Sunday, June 26, 2022

Humility


I spent much of my life putting up a very strong front. I couldn't handle being vulnerable.   I had great difficulty accepting help.  I know many people who've done the same thing.

This morning's church service was  good in so many ways.  The theme for this month has been has been on targeting five emotions, Joy, Sadness, Fear, Anger and Disgust,  all based on the Pixar film "Inside Out."

Today we dealt with anger.  As I looked around I saw a couple of friends who I know have anger issues about what's happening in their lives.  

 We get in trouble when we refuse to accept reality.  It makes us feel angry and impotent. 

Below is a parable taken from one of David Seaman's books.  It describes me in my younger life.  

DON'T TAKE ME TO THE HOSPITAL - PLEASE!

The scene didn't make sense.  There he lay in the street bleeding; the hit and run driver gone.  He needed medical help immediately.  Yet, he kept pleading. "Don't take me to the hospital, please"

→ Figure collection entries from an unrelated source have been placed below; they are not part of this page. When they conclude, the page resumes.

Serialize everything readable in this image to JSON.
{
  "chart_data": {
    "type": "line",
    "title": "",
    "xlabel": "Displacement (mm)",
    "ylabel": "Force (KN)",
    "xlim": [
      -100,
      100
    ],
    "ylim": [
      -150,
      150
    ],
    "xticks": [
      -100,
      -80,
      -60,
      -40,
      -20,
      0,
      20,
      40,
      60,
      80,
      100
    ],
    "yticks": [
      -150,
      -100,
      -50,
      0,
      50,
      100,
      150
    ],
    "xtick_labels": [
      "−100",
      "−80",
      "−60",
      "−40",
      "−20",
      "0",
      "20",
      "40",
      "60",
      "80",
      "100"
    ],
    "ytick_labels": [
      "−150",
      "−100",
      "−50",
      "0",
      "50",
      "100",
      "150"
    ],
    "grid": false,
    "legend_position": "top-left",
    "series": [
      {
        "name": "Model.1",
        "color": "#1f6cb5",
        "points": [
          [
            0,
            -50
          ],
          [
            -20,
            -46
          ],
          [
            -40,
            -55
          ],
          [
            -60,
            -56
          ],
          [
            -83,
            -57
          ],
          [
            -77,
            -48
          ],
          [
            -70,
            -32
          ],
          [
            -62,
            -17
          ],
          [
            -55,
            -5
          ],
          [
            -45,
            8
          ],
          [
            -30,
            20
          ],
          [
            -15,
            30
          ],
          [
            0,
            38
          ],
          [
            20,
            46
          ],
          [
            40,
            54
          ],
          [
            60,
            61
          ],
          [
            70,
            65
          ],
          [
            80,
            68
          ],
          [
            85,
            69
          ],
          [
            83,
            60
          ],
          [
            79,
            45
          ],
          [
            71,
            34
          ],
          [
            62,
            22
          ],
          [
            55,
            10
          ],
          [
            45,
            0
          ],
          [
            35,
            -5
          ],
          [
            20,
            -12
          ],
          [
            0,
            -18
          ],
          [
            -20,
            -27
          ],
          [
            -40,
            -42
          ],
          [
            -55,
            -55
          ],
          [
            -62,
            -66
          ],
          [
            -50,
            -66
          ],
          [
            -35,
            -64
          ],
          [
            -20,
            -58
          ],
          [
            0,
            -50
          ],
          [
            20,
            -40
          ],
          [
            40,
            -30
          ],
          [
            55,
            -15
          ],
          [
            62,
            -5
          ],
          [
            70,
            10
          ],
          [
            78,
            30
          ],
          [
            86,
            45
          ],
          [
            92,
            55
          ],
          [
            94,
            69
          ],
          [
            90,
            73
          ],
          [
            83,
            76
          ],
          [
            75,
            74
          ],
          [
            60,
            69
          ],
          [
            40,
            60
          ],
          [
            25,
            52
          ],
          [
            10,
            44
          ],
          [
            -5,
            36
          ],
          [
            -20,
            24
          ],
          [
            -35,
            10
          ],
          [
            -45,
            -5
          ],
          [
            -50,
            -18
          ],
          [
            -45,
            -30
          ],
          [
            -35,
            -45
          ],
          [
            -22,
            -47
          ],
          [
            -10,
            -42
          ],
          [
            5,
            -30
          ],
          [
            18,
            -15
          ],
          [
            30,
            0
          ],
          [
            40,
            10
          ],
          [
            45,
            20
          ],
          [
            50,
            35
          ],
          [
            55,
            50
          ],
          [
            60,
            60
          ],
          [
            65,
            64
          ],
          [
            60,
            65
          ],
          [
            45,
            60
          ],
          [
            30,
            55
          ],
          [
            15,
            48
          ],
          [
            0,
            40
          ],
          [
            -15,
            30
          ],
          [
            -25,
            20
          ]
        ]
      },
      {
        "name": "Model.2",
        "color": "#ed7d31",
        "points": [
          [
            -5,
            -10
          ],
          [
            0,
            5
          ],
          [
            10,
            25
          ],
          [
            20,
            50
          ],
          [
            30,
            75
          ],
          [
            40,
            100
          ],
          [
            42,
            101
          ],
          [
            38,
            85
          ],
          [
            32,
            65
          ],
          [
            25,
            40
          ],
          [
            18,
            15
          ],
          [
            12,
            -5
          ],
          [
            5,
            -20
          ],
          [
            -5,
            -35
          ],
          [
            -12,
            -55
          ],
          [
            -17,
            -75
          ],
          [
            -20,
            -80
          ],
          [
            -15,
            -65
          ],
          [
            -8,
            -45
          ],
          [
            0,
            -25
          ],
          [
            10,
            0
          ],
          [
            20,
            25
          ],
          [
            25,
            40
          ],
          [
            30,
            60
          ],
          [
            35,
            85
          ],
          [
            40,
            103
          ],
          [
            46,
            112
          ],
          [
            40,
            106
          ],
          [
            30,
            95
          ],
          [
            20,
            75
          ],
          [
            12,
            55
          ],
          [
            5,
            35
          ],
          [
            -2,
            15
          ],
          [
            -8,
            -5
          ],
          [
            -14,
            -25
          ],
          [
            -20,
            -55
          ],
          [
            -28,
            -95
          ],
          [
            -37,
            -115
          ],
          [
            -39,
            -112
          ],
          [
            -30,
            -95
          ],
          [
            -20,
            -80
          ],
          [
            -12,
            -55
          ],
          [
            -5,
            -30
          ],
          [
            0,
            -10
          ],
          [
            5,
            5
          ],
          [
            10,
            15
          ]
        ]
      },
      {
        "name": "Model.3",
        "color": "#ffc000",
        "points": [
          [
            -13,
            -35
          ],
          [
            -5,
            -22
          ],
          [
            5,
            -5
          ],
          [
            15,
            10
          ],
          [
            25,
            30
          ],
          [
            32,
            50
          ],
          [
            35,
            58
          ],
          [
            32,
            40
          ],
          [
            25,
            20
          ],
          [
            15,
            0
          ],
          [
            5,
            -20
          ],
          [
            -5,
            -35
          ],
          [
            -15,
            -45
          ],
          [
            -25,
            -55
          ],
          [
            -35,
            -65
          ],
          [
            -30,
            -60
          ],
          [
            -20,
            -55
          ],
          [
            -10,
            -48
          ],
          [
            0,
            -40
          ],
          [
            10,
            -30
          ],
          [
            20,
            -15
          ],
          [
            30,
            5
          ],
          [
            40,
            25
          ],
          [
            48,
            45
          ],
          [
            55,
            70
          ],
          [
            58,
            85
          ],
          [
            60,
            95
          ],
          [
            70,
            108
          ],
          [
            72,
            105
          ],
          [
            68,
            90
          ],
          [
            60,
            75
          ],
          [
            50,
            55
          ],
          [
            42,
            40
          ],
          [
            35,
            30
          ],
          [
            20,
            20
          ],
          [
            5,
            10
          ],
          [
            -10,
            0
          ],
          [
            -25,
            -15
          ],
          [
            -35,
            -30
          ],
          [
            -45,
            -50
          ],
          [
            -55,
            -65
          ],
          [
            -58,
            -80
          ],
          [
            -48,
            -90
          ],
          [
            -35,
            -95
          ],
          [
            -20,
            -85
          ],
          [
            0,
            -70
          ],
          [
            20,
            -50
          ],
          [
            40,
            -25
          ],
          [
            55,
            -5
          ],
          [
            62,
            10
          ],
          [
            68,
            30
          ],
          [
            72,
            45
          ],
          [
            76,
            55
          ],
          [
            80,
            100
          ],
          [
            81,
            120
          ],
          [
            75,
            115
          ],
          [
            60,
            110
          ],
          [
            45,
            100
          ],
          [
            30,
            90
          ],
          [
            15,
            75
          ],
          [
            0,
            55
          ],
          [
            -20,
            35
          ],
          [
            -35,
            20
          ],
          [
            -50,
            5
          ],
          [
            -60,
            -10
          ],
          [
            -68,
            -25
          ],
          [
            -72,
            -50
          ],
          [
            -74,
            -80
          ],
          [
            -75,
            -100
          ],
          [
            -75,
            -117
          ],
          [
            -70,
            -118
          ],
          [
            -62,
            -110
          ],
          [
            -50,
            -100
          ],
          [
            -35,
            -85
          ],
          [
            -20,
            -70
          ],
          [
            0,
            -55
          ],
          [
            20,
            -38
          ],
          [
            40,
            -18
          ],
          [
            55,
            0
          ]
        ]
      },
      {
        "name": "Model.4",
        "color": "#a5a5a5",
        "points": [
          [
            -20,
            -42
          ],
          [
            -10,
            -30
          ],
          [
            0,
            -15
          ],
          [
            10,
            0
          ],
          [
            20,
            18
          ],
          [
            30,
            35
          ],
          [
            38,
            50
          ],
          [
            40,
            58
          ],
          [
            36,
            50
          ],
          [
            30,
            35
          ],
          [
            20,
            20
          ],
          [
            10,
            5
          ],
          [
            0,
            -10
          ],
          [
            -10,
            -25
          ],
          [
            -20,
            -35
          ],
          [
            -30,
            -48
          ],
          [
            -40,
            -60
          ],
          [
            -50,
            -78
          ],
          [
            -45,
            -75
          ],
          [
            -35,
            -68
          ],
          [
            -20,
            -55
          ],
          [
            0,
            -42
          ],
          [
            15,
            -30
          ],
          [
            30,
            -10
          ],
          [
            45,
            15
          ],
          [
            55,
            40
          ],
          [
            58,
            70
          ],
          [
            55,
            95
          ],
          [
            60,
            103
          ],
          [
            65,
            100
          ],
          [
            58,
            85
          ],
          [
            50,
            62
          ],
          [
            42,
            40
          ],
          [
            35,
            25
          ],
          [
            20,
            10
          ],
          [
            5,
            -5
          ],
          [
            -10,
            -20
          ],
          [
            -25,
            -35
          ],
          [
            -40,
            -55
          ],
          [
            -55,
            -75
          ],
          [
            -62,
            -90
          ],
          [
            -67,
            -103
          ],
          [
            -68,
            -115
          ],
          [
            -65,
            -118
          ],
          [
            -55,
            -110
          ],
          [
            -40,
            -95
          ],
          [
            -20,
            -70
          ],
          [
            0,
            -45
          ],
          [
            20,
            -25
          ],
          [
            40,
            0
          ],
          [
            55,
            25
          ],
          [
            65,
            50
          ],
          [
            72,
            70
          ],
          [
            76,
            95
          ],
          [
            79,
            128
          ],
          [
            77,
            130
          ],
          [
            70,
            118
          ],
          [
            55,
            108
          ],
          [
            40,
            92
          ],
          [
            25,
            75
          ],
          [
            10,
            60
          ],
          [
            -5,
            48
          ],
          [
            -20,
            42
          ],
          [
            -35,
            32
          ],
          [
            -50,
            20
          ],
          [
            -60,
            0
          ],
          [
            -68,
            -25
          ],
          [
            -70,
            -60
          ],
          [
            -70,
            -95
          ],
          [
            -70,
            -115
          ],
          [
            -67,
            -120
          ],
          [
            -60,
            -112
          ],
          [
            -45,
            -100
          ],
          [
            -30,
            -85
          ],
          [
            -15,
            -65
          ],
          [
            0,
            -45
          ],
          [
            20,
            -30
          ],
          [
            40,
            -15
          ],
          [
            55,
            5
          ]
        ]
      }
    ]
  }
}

Surprised, everyone asked, "Why?"

Pleadingly he answered, "Because I am on the staff at the hospital.  It would be embarrassing for them to see me like this.  They have never seen me bleeding and dirty.  ...I am a mess."

But the hospital is for people like you.   Can't we call an ambulance?"

"No, please don't...the admissions clerk would be upset...she always gets upset if anyone from admittance doesn't have all the details she needs to fill our her records.  I didn't see who hit me, and I don't even know the make of the car or license number.  - Just pull me over to the curb.  

With this he tried to crawl to the gutter while everyone left him alone. Maybe he is still there.

Are you good at binding up other peoples wounds but angry and secretive about your own?  Over the last few years I've finally been able to evidence some humility and ask for help.  And it has changed my life immeasurably.